Ко мне подскакивает дородная дама с засохшей семечной шелухой на нижней губе.
— Пан офицер! Це ж не жидовка. Це — Катя, вона — наша!
— Мутер? — признаваться в понимании украинского мне не желательно.
— Не! Не мама, сусидка я. Катя, дивчынка! Пидэмо до мамы!

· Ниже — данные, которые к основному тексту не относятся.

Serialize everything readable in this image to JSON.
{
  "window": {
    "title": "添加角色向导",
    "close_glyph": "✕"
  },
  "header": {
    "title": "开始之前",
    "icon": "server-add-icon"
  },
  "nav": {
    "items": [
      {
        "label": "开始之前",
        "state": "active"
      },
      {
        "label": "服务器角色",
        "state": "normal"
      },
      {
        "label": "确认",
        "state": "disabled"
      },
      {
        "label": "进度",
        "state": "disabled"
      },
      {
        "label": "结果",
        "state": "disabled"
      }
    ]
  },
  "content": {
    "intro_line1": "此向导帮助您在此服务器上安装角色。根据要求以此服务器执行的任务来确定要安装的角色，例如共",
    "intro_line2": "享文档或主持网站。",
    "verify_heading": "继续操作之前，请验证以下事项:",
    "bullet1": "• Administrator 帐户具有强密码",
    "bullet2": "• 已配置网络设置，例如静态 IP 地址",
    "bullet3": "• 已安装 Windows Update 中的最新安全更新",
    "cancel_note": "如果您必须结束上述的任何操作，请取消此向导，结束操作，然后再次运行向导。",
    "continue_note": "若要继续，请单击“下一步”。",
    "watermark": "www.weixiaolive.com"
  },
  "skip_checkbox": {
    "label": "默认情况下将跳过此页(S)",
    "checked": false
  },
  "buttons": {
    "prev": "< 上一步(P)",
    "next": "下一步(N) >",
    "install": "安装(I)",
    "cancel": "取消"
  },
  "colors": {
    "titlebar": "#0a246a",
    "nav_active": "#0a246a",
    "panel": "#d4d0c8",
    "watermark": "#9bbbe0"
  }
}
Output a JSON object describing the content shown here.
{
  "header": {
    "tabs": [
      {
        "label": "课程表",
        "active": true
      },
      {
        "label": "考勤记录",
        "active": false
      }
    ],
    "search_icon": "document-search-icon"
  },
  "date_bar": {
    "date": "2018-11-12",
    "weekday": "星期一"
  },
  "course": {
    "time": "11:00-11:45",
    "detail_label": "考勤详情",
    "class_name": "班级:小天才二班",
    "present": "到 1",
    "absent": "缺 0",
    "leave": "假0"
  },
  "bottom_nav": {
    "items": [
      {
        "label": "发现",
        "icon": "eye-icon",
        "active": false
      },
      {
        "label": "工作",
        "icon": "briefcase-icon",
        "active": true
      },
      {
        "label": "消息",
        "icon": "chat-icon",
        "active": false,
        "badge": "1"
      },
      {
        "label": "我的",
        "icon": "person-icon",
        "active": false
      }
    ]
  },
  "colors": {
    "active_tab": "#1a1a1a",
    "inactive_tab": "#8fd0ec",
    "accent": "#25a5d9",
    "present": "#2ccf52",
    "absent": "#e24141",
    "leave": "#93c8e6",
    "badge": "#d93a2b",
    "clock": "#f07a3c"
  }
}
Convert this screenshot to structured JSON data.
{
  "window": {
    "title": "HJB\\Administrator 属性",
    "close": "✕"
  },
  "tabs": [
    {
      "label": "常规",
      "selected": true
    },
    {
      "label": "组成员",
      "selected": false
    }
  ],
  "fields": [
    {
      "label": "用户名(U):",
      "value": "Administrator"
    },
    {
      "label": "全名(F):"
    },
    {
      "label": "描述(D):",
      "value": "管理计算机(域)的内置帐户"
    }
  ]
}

Она хватает девочку за руку и тащит за собой. Зондер вскидывает винтовку, но я ему делаю знак: не нужно, все в порядке.
Хоть одну живую душу спас… Возвращаюсь к машине, коротко пересказываю генералу причину инцидента. Он кивает и углубляется в бумаги на пару с Блобелем. Это занимает не более минуты. Бригадефюрер считает, что нам не обязательно наблюдать апофеоз «исправления», можно ехать. Огрехи в организации процесса очевидны уже сейчас.
Я последний раз оборачиваюсь к колонне живых мертвецов и заношу ногу, чтобы вскарабкаться на сиденье «штовера». И опускаю ногу на землю.